Small fixes when Control Panel won’t open

Most of the time, Control Panel opens right away. When it doesn’t, the cause is often simple.

Search returns nothing

Try Win + R and type control. Run doesn’t rely on indexing, so it can work even when Search is acting up.

Control Panel opens, then closes

This can happen when a shell extension or third-party tweak breaks the desktop shell. Restarting the desktop shell is a quick check.

  1. Press Ctrl + Shift + Esc to open Task Manager.
  2. Find the item that controls the desktop and taskbar in the list.
  3. Right-click it and choose Restart.

Then try opening Control Panel again with Run.

You need admin rights for a setting

Control Panel itself can open under a standard account, yet some pages require admin approval to make changes. If you see a permission prompt, sign in with an admin account or ask the device owner to enter admin credentials.

Settings keeps redirecting you

Some links inside Windows now open Settings even when you start in Control Panel. When you want the classic page, use direct applet commands (like ncpa.cpl) so Windows goes straight there.

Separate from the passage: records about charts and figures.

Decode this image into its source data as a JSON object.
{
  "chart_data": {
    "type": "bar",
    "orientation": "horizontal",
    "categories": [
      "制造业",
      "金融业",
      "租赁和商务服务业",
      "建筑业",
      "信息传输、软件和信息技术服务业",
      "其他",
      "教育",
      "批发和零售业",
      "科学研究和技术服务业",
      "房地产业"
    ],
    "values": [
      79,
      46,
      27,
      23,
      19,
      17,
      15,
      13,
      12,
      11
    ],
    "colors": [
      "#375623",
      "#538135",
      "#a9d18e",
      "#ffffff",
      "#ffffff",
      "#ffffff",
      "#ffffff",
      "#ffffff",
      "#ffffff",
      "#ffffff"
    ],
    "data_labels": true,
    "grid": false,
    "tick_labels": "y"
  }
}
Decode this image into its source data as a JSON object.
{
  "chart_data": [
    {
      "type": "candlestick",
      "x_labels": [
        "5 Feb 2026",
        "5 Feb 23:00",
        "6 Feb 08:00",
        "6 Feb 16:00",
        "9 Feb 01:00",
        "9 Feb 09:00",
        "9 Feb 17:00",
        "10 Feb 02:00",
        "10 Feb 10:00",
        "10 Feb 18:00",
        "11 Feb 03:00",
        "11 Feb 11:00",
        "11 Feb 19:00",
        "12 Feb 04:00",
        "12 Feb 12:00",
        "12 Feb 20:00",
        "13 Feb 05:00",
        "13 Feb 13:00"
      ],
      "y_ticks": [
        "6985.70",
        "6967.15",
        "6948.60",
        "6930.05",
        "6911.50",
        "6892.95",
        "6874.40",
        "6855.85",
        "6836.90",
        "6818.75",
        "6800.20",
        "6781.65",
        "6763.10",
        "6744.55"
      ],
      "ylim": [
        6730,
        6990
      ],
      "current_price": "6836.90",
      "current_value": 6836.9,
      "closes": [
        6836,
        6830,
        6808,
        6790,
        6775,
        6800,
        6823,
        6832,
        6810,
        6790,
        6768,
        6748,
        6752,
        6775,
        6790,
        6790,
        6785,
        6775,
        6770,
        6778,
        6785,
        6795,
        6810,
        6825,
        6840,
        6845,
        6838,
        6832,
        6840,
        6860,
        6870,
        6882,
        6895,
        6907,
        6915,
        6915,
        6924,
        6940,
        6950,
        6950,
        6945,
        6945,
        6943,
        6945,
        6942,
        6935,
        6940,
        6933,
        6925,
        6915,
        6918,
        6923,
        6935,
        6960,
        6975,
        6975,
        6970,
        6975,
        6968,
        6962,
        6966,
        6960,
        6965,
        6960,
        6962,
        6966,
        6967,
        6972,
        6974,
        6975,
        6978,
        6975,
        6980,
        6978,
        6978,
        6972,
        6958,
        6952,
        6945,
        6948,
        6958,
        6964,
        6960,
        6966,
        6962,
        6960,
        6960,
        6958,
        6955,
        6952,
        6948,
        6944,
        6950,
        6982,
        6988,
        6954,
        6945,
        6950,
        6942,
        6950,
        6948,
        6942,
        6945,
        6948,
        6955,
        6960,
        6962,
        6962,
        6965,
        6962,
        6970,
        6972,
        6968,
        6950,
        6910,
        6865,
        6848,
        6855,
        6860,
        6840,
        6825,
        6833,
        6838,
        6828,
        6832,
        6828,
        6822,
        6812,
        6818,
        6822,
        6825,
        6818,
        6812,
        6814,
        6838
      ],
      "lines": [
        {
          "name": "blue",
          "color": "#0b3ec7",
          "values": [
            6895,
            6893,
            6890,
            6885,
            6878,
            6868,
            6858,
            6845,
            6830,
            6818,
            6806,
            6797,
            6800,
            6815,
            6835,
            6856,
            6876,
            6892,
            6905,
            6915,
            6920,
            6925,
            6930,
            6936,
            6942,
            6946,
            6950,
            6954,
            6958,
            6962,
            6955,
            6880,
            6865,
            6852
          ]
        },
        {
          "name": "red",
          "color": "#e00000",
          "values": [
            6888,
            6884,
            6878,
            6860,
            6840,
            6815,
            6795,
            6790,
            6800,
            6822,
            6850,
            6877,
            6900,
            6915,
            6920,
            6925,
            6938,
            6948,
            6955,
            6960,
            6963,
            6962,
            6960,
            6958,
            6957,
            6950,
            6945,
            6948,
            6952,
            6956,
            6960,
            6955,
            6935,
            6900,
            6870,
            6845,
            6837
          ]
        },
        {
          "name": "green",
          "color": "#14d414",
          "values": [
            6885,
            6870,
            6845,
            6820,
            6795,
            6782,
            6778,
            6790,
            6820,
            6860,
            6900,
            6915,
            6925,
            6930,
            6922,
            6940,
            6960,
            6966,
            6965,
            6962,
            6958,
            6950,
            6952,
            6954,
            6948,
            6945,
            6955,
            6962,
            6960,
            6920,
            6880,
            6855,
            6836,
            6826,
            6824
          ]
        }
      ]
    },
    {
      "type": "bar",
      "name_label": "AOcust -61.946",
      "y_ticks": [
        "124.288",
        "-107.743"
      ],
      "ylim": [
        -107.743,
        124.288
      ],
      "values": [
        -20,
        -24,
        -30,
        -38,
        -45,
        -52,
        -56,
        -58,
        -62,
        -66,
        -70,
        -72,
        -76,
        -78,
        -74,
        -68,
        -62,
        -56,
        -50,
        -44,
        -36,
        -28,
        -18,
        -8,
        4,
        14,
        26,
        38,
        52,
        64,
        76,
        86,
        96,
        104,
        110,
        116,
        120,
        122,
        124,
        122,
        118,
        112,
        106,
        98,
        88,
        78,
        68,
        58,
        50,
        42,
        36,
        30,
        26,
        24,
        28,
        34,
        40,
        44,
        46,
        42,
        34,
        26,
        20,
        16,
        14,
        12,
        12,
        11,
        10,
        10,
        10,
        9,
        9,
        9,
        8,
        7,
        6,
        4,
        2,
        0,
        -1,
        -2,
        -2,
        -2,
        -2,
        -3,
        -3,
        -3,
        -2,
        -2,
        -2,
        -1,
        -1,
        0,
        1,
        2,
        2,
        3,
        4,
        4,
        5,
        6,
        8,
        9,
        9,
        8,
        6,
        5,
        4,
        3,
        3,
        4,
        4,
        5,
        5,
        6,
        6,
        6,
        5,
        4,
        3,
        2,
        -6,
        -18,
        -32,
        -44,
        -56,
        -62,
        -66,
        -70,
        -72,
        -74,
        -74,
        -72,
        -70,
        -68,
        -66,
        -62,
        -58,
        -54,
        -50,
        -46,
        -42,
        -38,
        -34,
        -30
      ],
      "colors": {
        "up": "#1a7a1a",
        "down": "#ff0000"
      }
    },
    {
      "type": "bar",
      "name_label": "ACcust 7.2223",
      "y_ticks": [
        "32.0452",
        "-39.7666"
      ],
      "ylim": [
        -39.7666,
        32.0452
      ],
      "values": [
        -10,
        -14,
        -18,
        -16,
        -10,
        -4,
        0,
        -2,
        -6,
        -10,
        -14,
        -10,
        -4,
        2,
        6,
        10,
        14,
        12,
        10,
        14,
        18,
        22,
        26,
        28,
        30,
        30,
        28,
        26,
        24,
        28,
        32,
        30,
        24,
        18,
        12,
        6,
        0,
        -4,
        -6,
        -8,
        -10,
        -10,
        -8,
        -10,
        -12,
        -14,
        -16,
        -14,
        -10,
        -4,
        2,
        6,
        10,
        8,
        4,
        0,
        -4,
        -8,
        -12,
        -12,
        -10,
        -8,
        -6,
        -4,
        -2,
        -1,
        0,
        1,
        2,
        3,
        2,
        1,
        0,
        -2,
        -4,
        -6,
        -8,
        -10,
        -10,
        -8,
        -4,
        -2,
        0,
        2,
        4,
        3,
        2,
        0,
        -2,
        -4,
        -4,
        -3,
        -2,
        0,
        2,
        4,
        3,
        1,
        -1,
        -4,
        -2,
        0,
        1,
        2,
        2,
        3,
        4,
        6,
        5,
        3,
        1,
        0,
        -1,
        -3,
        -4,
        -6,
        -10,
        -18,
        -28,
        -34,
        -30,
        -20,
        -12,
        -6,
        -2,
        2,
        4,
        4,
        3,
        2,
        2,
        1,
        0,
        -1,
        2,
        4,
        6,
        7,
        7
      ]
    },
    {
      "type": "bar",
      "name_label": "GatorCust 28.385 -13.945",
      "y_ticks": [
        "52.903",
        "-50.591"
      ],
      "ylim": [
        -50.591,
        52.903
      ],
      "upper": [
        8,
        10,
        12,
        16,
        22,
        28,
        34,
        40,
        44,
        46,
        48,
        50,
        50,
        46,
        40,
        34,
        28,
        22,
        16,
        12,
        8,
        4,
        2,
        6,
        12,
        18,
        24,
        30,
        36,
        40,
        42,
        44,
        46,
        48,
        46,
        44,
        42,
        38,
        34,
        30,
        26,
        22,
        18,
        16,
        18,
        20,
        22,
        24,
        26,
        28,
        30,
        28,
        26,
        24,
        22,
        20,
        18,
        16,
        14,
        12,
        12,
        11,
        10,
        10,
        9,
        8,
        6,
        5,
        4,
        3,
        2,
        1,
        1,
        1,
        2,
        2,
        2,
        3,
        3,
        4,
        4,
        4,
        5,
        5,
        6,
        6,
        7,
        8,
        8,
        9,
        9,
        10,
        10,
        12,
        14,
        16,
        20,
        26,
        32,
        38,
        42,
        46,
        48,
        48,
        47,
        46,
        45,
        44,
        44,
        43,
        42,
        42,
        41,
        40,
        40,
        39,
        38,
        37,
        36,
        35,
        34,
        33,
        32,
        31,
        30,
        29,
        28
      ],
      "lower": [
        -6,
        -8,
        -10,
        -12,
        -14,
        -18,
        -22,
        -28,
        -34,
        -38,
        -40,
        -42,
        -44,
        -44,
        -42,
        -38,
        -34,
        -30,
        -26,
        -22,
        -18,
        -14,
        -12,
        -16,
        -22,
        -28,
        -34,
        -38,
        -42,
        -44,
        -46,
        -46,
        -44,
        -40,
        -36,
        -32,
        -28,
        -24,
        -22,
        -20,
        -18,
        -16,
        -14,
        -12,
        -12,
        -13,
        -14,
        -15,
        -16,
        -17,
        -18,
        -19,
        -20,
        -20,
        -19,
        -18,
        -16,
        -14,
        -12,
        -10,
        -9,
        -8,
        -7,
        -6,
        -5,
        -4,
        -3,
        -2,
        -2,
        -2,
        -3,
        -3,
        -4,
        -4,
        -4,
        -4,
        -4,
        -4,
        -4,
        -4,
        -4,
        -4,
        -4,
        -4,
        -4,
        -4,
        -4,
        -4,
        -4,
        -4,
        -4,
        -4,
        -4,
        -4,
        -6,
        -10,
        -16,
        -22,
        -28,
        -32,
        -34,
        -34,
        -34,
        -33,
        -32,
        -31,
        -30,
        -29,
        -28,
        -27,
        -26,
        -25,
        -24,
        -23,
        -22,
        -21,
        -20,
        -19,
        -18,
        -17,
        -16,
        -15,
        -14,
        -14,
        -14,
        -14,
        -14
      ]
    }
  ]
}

Table of direct Control Panel commands you can reuse

Paste these into Run, a terminal, or a shortcut target. They open common pages without extra clicks.

Command Opens Typical use
appwiz.cpl Programs and Features Remove desktop programs
ncpa.cpl Network Connections Adapter settings, Wi-Fi/Ethernet status
inetcpl.cpl Internet Properties Proxy, security zones, legacy browser settings
mmsys.cpl Sound Switch default speakers or mic
sysdm.cpl System Properties Rename PC, remote settings, performance options
powercfg.cpl Power Options Sleep, lid close action, power plans
control printers Devices and Printers Printer status, default printer
firewall.cpl Windows Defender Firewall Allow an app, check firewall state
timedate.cpl Date and Time Time zone, clock settings

When Settings is the better pick

Windows 10 keeps adding Settings pages. When you’re changing Wi-Fi networks, pairing Bluetooth, setting a lock screen, or checking Windows Update, the Settings app is usually the smooth route. It also tends to surface the same options with fewer nested dialogs.

If a link inside Control Panel flips you into Settings, don’t fight it. Use Settings for that task, then return to Control Panel only for pages that stay classic, like many .cpl applets and older admin dialogs.

Make Control Panel easier to reach next time

If you want a one-and-done setup, do this:

  • Pin Control Panel to the taskbar.
  • Create one desktop shortcut for Control Panel itself.
  • Create one shortcut for the page you use most, using a .cpl command.

After that, you’ll stop hunting for menus. You’ll click once and land where you meant to go.